La felicidad es un concepto abstracto, ya que a cada persona la hace feliz algo distinto. Algunos aman andar a caballo, a otros les gusta ir a la playa, otros son felices jugando ajedrez, leyendo, aprendiendo, haciendo yoga, estando con su familia, haciendo la vida mejor a otros, ayudando, y un largo etcétera.

Es algo que todos queremos, pero que no es tan fácil de conseguir. Buena parte del tiempo creemos que podríamos, “si tan solo hiciéramos esto”, “si tan solo tuviéramos esto”…

De hecho, existe una “curva de la felicidad”, que te va mostrando tus expectativas de felicidad a lo largo de la vida. Aquí se las presento:

curva felicidad

Se supone que hay diversas razones que van haciendo que vaya cayendo la felicidad con el paso de los años (demasiadas horas dedicadas al trabajo, futuro económico incierto, poco tiempo para uno mismo, expectativas demasiado altas sobre lo que esperamos de nuestras vidas, que luego se ven quebradas con el tiempo, etc.), llegando al peak de insatisfacción alrededor de los 50 años.
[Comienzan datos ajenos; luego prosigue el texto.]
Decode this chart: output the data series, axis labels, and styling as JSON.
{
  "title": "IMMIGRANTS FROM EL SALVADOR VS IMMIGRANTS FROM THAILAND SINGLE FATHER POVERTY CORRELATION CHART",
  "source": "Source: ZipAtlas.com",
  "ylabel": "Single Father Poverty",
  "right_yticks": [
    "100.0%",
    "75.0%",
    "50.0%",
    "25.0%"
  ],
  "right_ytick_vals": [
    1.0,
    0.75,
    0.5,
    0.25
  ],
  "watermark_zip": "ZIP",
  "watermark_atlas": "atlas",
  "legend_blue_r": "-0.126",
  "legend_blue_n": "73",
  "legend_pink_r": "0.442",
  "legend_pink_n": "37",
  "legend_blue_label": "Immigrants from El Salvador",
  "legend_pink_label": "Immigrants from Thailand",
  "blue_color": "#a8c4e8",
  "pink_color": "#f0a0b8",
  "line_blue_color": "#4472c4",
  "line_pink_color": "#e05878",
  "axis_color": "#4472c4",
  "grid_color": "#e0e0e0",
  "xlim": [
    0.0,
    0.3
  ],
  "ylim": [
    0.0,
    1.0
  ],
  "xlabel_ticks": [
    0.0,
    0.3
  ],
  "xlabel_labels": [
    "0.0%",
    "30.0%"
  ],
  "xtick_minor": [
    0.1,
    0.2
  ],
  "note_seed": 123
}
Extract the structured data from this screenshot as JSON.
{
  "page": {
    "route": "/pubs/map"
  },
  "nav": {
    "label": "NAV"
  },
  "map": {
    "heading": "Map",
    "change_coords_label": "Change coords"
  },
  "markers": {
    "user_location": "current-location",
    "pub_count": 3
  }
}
Luego de pasada esta edad, vamos aceptando nuestra vida como es, vamos teniendo menos preocupaciones, y vuelve a subir nuestro nivel de felicidad. Esta curva ha sido dibujada en base a numerosos estudios, y representa un patrón que se repite en varios países, especialmente los desarrollados (aquí hay un artículo que habla más sobre el tema – en inglés).

Existe, además, mucha presión por “ser feliz”. Leemos el diario, y en todas partes hay 50 consejos para ser feliz, 30 cosas que tienes que hacer, y otros tantos artículos del estilo. Vemos Facebook o Instagram, y todos se ven 100% felices todo el tiempo. Y eso genera una expectativa muy grande, haciéndonos sentir frustrados por no alcanzar ese momento orgásmico, ese estado-Nirvana tan esquivo. Y, en perseguir la felicidad, se pueden ir las reales posibilidades de alcanzarla.
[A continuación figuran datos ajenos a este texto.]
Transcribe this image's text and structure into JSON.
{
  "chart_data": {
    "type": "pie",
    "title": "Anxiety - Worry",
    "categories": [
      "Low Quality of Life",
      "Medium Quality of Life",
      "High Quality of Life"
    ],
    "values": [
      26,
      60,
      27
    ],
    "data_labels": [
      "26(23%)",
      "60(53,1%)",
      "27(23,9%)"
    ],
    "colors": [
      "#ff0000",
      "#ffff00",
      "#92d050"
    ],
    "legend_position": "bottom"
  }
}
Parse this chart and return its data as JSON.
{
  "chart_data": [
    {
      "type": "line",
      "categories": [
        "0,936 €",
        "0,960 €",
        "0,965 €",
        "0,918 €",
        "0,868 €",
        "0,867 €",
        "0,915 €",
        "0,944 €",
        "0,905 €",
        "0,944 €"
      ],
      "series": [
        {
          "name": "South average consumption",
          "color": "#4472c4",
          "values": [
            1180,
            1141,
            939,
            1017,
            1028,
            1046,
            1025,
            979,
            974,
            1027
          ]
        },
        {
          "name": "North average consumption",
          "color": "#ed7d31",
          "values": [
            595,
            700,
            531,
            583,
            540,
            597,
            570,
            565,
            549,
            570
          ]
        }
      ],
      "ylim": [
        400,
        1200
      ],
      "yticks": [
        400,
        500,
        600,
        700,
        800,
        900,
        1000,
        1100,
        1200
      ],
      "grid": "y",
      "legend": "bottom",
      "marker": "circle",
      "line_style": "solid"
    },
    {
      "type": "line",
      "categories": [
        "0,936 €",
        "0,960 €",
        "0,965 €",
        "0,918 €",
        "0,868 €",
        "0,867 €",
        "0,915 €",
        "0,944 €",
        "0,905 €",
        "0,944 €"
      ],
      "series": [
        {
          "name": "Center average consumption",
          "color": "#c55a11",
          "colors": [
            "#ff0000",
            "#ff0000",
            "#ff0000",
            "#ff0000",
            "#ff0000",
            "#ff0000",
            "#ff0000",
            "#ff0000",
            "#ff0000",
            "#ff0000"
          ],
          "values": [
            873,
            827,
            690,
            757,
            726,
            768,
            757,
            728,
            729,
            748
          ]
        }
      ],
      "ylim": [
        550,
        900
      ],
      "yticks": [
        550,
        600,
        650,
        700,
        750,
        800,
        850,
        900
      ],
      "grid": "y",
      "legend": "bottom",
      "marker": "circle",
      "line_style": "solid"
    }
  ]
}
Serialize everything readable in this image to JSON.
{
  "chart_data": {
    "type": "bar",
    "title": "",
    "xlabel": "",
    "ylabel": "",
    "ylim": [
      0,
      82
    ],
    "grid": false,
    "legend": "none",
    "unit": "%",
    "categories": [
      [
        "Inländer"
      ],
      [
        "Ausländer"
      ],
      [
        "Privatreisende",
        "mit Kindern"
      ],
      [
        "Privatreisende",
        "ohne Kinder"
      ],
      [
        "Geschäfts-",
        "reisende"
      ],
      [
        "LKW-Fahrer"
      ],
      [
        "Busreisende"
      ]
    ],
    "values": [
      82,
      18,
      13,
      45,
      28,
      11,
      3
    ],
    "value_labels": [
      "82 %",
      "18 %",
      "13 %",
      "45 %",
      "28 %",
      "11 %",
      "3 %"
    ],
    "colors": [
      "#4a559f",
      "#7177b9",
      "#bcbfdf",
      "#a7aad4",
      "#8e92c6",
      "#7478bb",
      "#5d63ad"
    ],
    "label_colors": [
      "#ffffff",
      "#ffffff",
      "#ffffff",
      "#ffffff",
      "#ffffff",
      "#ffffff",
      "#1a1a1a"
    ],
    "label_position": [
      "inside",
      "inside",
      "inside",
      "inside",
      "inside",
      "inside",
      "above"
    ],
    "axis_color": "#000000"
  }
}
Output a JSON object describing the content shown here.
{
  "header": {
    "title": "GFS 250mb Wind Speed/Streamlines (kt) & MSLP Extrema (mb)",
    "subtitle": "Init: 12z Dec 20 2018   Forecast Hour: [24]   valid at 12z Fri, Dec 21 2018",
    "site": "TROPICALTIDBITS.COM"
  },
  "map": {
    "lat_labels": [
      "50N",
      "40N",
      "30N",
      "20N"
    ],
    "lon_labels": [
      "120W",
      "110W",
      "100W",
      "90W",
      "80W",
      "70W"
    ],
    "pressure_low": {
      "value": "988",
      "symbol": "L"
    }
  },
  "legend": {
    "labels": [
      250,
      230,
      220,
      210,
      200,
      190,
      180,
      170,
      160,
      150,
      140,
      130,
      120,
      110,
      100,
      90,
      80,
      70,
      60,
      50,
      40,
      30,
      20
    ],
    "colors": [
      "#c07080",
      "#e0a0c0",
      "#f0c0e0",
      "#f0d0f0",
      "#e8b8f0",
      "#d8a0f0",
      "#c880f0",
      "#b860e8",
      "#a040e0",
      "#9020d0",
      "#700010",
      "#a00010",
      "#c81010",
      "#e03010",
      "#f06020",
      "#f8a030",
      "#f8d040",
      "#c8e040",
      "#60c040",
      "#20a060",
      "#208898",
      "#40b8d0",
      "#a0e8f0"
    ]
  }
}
A la mierda con todo eso! Hay que ser uno mismo no más. Olvidarse de las expectativas, de las obligaciones, y del “tener que ser” feliz. Uno es un ser humano, con días buenos, días malos, y muchos días planos en los que no pasa nada ni muy interesante, ni muy trágico.

Dedicar demasiado tiempo a pensar “tengo que ser feliz, tengo que ser feliz” nos pone la vara demasiada alta, y hace que siempre queramos más, dejando de disfrutar el presente y los pequeños detalles en donde está “el sabor” de la vida. No es necesario estar en Disney, viajar al sudeste asiático (disclaimer: igual puede ayudar) o tener un Ferrari para ser feliz. Al revés: creer que eso lo solucionará es como tomarse una aspirina pensando en que te va a curar el resfriado. Es decir, solo ataca el síntoma, pero no la enfermedad.
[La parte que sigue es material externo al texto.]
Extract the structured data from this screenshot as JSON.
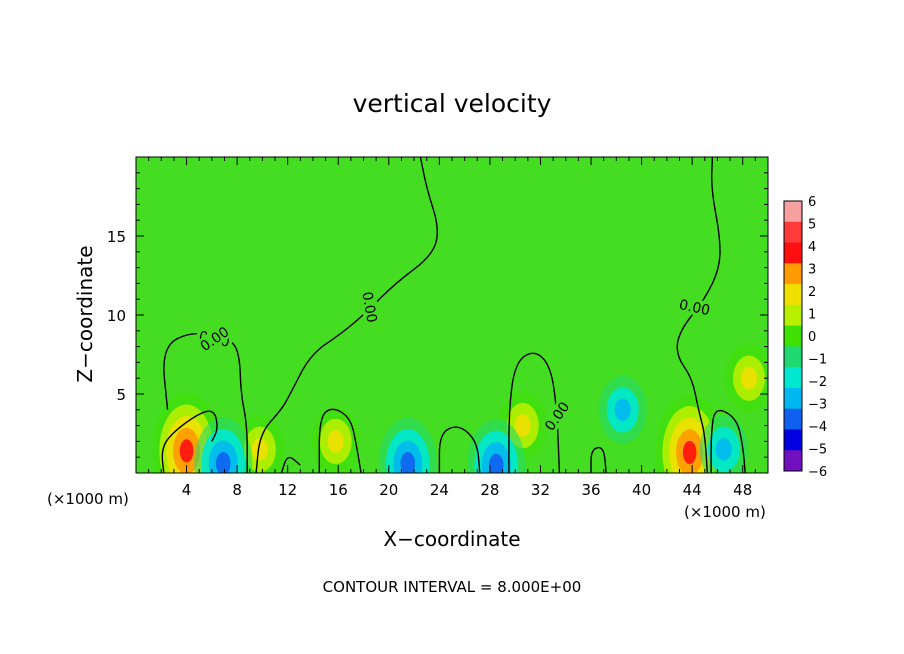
{
  "chart_data": {
    "type": "heatmap",
    "title": "vertical velocity",
    "xlabel": "X−coordinate",
    "ylabel": "Z−coordinate",
    "x_unit_left": "(×1000 m)",
    "x_unit_right": "(×1000 m)",
    "footer": "CONTOUR INTERVAL = 8.000E+00",
    "xlim": [
      0,
      50
    ],
    "ylim": [
      0,
      20
    ],
    "x_ticks": [
      4,
      8,
      12,
      16,
      20,
      24,
      28,
      32,
      36,
      40,
      44,
      48
    ],
    "x_tick_labels": [
      "4",
      "8",
      "12",
      "16",
      "20",
      "24",
      "28",
      "32",
      "36",
      "40",
      "44",
      "48"
    ],
    "y_ticks": [
      5,
      10,
      15
    ],
    "y_tick_labels": [
      "5",
      "10",
      "15"
    ],
    "colorbar": {
      "levels": [
        6,
        5,
        4,
        3,
        2,
        1,
        0,
        -1,
        -2,
        -3,
        -4,
        -5,
        -6
      ],
      "labels": [
        "6",
        "5",
        "4",
        "3",
        "2",
        "1",
        "0",
        "−1",
        "−2",
        "−3",
        "−4",
        "−5",
        "−6"
      ],
      "colors": [
        "#f6a0a0",
        "#ff3a3a",
        "#ff1010",
        "#ff9a00",
        "#f0e000",
        "#b8f000",
        "#40e000",
        "#20d870",
        "#00e8d0",
        "#00b8f0",
        "#1060f0",
        "#0000e0",
        "#7010c0"
      ]
    },
    "background_value": 0.3,
    "background_color": "#44dd22",
    "features": [
      {
        "x": 4.0,
        "z": 1.4,
        "value": 4.0
      },
      {
        "x": 43.8,
        "z": 1.3,
        "value": 3.5
      },
      {
        "x": 15.8,
        "z": 2.0,
        "value": 1.5
      },
      {
        "x": 30.6,
        "z": 3.0,
        "value": 1.5
      },
      {
        "x": 9.8,
        "z": 1.5,
        "value": 1.2
      },
      {
        "x": 6.9,
        "z": 0.6,
        "value": -3.0
      },
      {
        "x": 28.5,
        "z": 0.5,
        "value": -3.0
      },
      {
        "x": 21.5,
        "z": 0.6,
        "value": -2.5
      },
      {
        "x": 46.5,
        "z": 1.5,
        "value": -2.0
      },
      {
        "x": 38.5,
        "z": 4.0,
        "value": -1.2
      },
      {
        "x": 48.5,
        "z": 6.0,
        "value": 1.2
      }
    ],
    "contours": [
      {
        "level": 0.0,
        "label": "0.00",
        "label_at": [
          6.2,
          8.5
        ],
        "points": [
          [
            2.2,
            0
          ],
          [
            2.0,
            1.5
          ],
          [
            2.8,
            2.5
          ],
          [
            5.0,
            3.8
          ],
          [
            6.2,
            4.0
          ],
          [
            6.5,
            2.8
          ],
          [
            6.0,
            2.0
          ]
        ]
      },
      {
        "level": 0.0,
        "label": "0.00",
        "label_at": [
          6.2,
          8.5
        ],
        "points": [
          [
            2.5,
            4.0
          ],
          [
            2.0,
            8.0
          ],
          [
            4.5,
            9.0
          ],
          [
            7.5,
            8.5
          ],
          [
            8.2,
            7.5
          ],
          [
            8.3,
            5.0
          ],
          [
            8.8,
            3.0
          ],
          [
            8.8,
            0
          ]
        ]
      },
      {
        "level": 0.0,
        "label": "0.00",
        "label_at": [
          18.5,
          10.5
        ],
        "points": [
          [
            9.5,
            0
          ],
          [
            9.8,
            2.5
          ],
          [
            11.5,
            4.0
          ],
          [
            12.2,
            5.0
          ],
          [
            13.8,
            7.5
          ],
          [
            16.2,
            8.8
          ],
          [
            18.0,
            10.0
          ],
          [
            20.5,
            12.0
          ],
          [
            23.5,
            13.8
          ],
          [
            24.0,
            15.5
          ],
          [
            23.0,
            18.0
          ],
          [
            22.5,
            20.0
          ]
        ]
      },
      {
        "level": 0.0,
        "label": "0.00",
        "label_at": [
          33.3,
          3.6
        ],
        "points": [
          [
            29.5,
            0
          ],
          [
            29.5,
            4.0
          ],
          [
            30.0,
            7.0
          ],
          [
            31.5,
            7.8
          ],
          [
            32.8,
            6.8
          ],
          [
            33.3,
            4.0
          ],
          [
            33.5,
            0
          ]
        ]
      },
      {
        "level": 0.0,
        "label": "0.00",
        "label_at": [
          44.2,
          10.5
        ],
        "points": [
          [
            45.2,
            0
          ],
          [
            45.0,
            2.5
          ],
          [
            44.5,
            4.0
          ],
          [
            44.0,
            6.0
          ],
          [
            42.7,
            7.5
          ],
          [
            43.0,
            9.0
          ],
          [
            45.0,
            11.0
          ],
          [
            46.2,
            13.0
          ],
          [
            46.2,
            15.0
          ],
          [
            45.5,
            18.0
          ],
          [
            45.6,
            20.0
          ]
        ]
      },
      {
        "level": 0.0,
        "label": "",
        "label_at": null,
        "points": [
          [
            11.5,
            0
          ],
          [
            12.0,
            1.2
          ],
          [
            13.0,
            0.5
          ]
        ]
      },
      {
        "level": 0.0,
        "label": "",
        "label_at": null,
        "points": [
          [
            14.5,
            0
          ],
          [
            14.5,
            3.5
          ],
          [
            15.5,
            4.2
          ],
          [
            17.0,
            3.5
          ],
          [
            17.5,
            1.5
          ],
          [
            17.8,
            0
          ]
        ]
      },
      {
        "level": 0.0,
        "label": "",
        "label_at": null,
        "points": [
          [
            24.0,
            0
          ],
          [
            24.0,
            2.5
          ],
          [
            25.5,
            3.1
          ],
          [
            27.0,
            2.0
          ],
          [
            27.2,
            0
          ]
        ]
      },
      {
        "level": 0.0,
        "label": "",
        "label_at": null,
        "points": [
          [
            36.0,
            0
          ],
          [
            36.0,
            1.5
          ],
          [
            37.0,
            1.7
          ],
          [
            37.2,
            0
          ]
        ]
      },
      {
        "level": 0.0,
        "label": "",
        "label_at": null,
        "points": [
          [
            45.5,
            0
          ],
          [
            45.5,
            2.5
          ],
          [
            45.8,
            4.2
          ],
          [
            47.5,
            3.5
          ],
          [
            48.0,
            1.8
          ],
          [
            48.2,
            0
          ]
        ]
      }
    ]
  }
}
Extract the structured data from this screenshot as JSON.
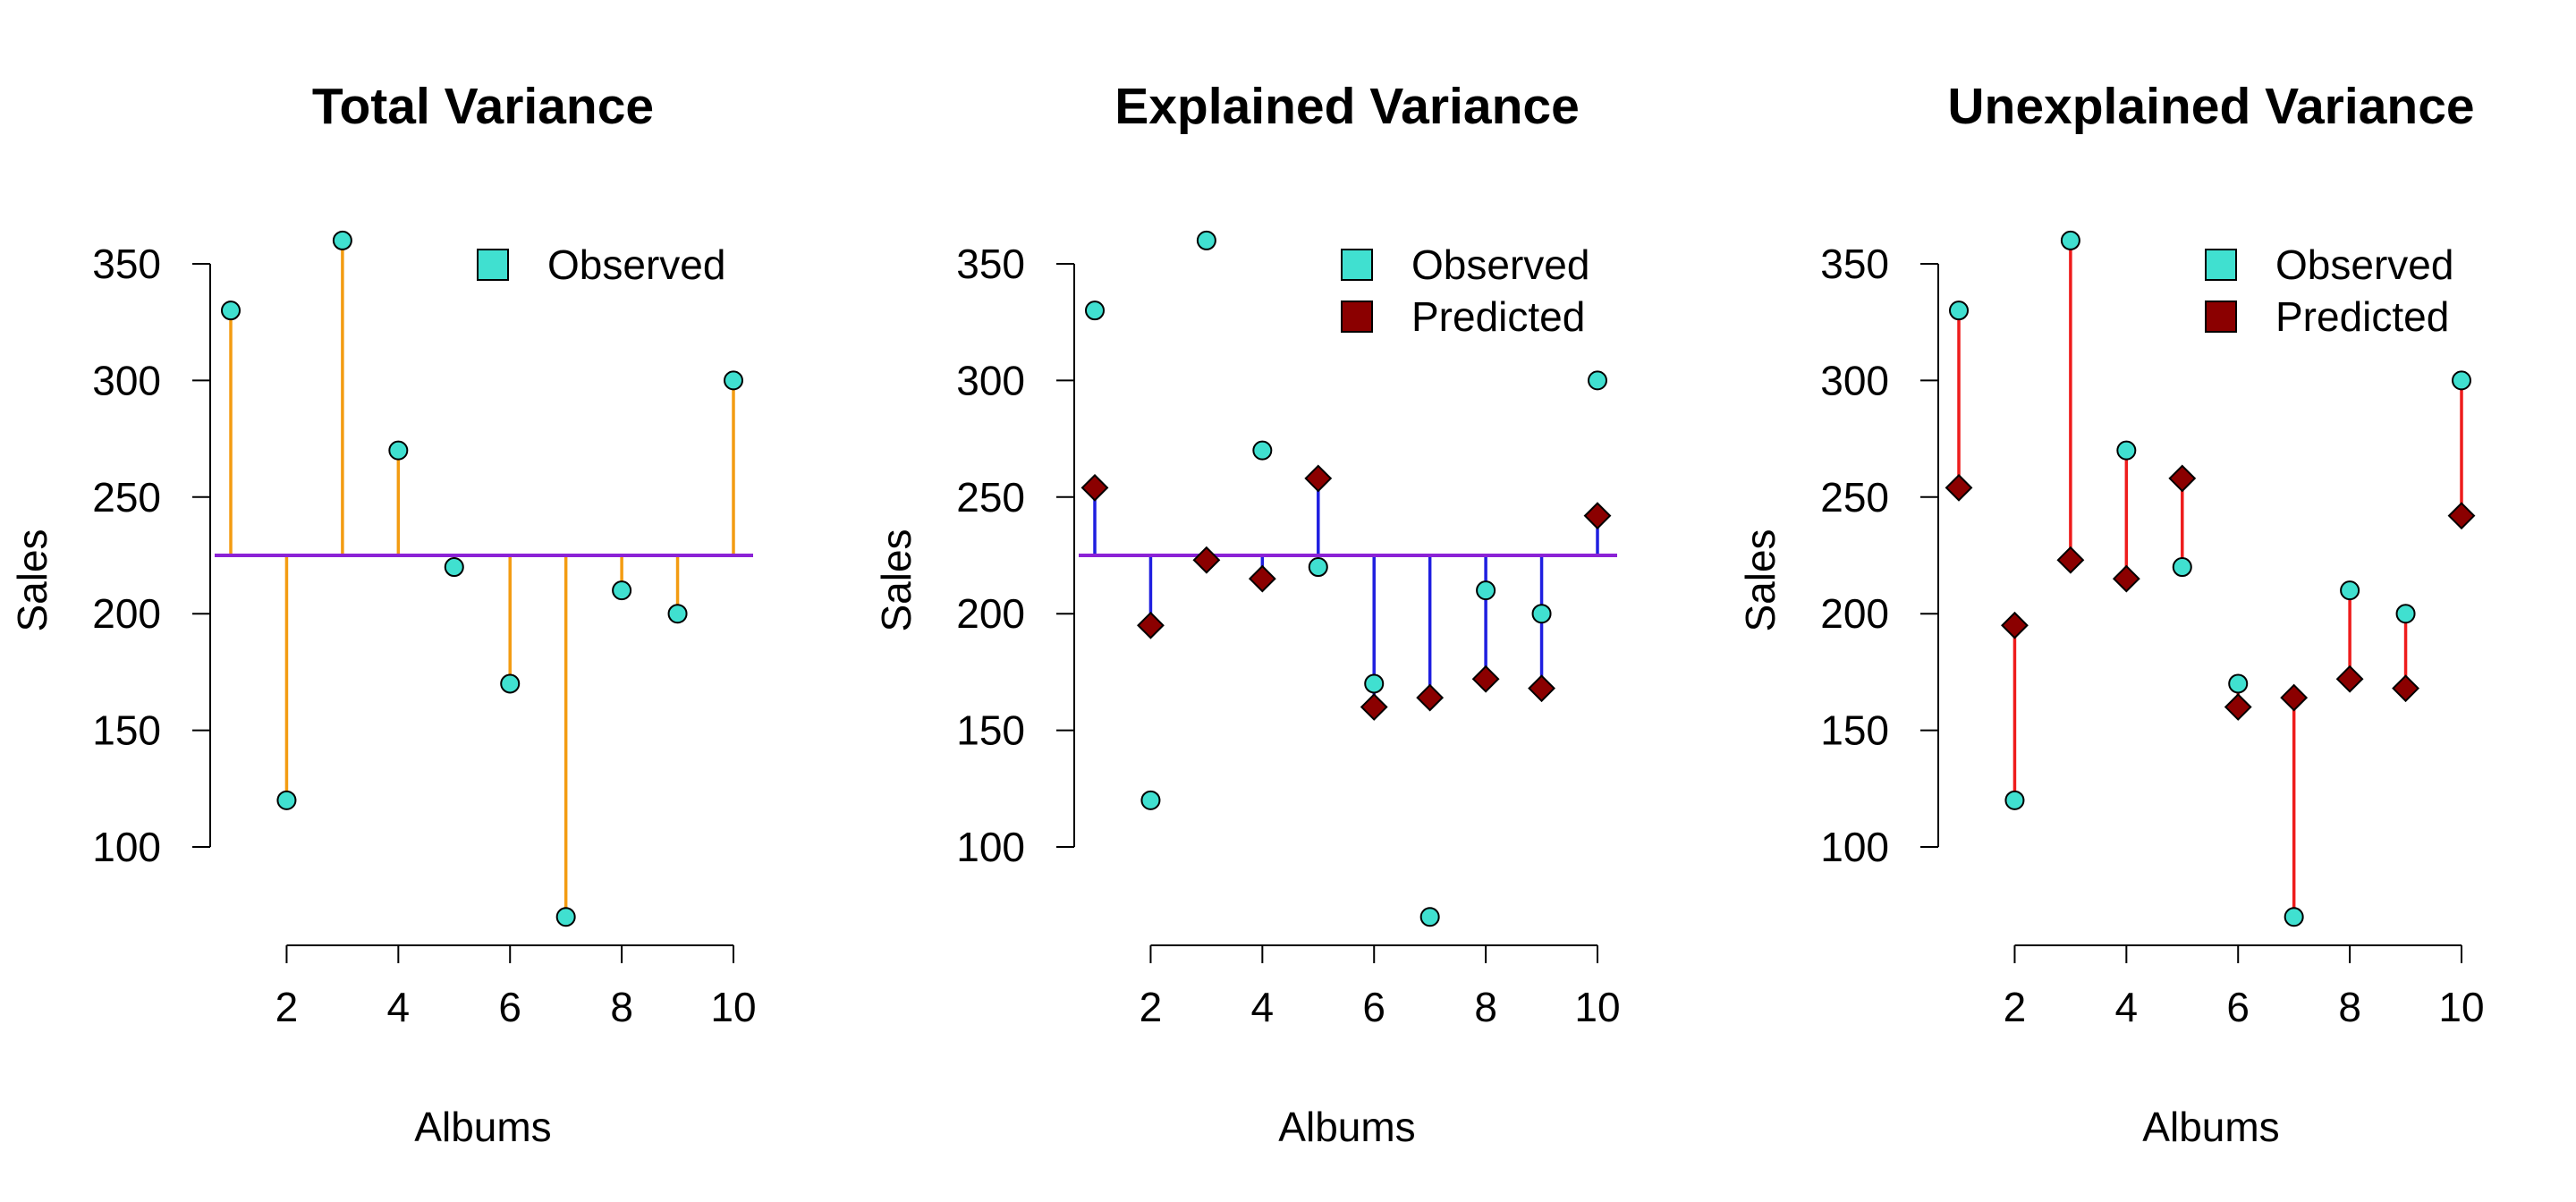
{
  "colors": {
    "observed": "#40E0D0",
    "predicted": "#8B0000",
    "total_segment": "#F39C12",
    "explained_segment": "#1F1FE0",
    "unexplained_segment": "#EE1C1C",
    "mean_line": "#8B22D6",
    "axis": "#000000"
  },
  "chart_data": [
    {
      "type": "scatter",
      "title": "Total Variance",
      "xlabel": "Albums",
      "ylabel": "Sales",
      "xlim": [
        1,
        10
      ],
      "ylim": [
        70,
        360
      ],
      "x_ticks": [
        2,
        4,
        6,
        8,
        10
      ],
      "y_ticks": [
        100,
        150,
        200,
        250,
        300,
        350
      ],
      "mean": 225,
      "segments": "observed-to-mean",
      "segment_color": "total_segment",
      "show_mean_line": true,
      "legend": [
        {
          "label": "Observed",
          "marker": "observed"
        }
      ],
      "legend_position": "top-right",
      "grid": false,
      "x": [
        1,
        2,
        3,
        4,
        5,
        6,
        7,
        8,
        9,
        10
      ],
      "observed": [
        330,
        120,
        360,
        270,
        220,
        170,
        70,
        210,
        200,
        300
      ]
    },
    {
      "type": "scatter",
      "title": "Explained Variance",
      "xlabel": "Albums",
      "ylabel": "Sales",
      "xlim": [
        1,
        10
      ],
      "ylim": [
        70,
        360
      ],
      "x_ticks": [
        2,
        4,
        6,
        8,
        10
      ],
      "y_ticks": [
        100,
        150,
        200,
        250,
        300,
        350
      ],
      "mean": 225,
      "segments": "predicted-to-mean",
      "segment_color": "explained_segment",
      "show_mean_line": true,
      "legend": [
        {
          "label": "Observed",
          "marker": "observed"
        },
        {
          "label": "Predicted",
          "marker": "predicted"
        }
      ],
      "legend_position": "top-right",
      "grid": false,
      "x": [
        1,
        2,
        3,
        4,
        5,
        6,
        7,
        8,
        9,
        10
      ],
      "observed": [
        330,
        120,
        360,
        270,
        220,
        170,
        70,
        210,
        200,
        300
      ],
      "predicted": [
        254,
        195,
        223,
        215,
        258,
        160,
        164,
        172,
        168,
        242
      ]
    },
    {
      "type": "scatter",
      "title": "Unexplained Variance",
      "xlabel": "Albums",
      "ylabel": "Sales",
      "xlim": [
        1,
        10
      ],
      "ylim": [
        70,
        360
      ],
      "x_ticks": [
        2,
        4,
        6,
        8,
        10
      ],
      "y_ticks": [
        100,
        150,
        200,
        250,
        300,
        350
      ],
      "mean": 225,
      "segments": "observed-to-predicted",
      "segment_color": "unexplained_segment",
      "show_mean_line": false,
      "legend": [
        {
          "label": "Observed",
          "marker": "observed"
        },
        {
          "label": "Predicted",
          "marker": "predicted"
        }
      ],
      "legend_position": "top-right",
      "grid": false,
      "x": [
        1,
        2,
        3,
        4,
        5,
        6,
        7,
        8,
        9,
        10
      ],
      "observed": [
        330,
        120,
        360,
        270,
        220,
        170,
        70,
        210,
        200,
        300
      ],
      "predicted": [
        254,
        195,
        223,
        215,
        258,
        160,
        164,
        172,
        168,
        242
      ]
    }
  ]
}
Preocúpate de ser tú mismo, y no sería raro que la felicidad llegue sola. Y si no llega, no importa: como no estabas pensando todo el rato en que tenías que ser feliz, pues no te deprimirá el hecho de no serlo.

No “ser feliz” no significa “ser triste”.

Además, te has preguntado realmente ¿qué es ser feliz? La felicidad nos la pintan como un momento de éxtasis (ver cualquier comercial de Coca-Cola, la gente gritando un gol en el estadio, o cualquier cuenta de Instagram), pero tal vez tenemos ese concepto errado.

Para mí, ser feliz es estar bien. Bien conmigo mismo, bien con la gente que me rodea, bien con las cosas que hago. No lo asocio a estar todo el día con una sonrisa en la cara, ni con un sentimiento de euforia en el cuerpo las 24 horas del día.

¿Qué es para ti la felicidad? ¿Eres feliz?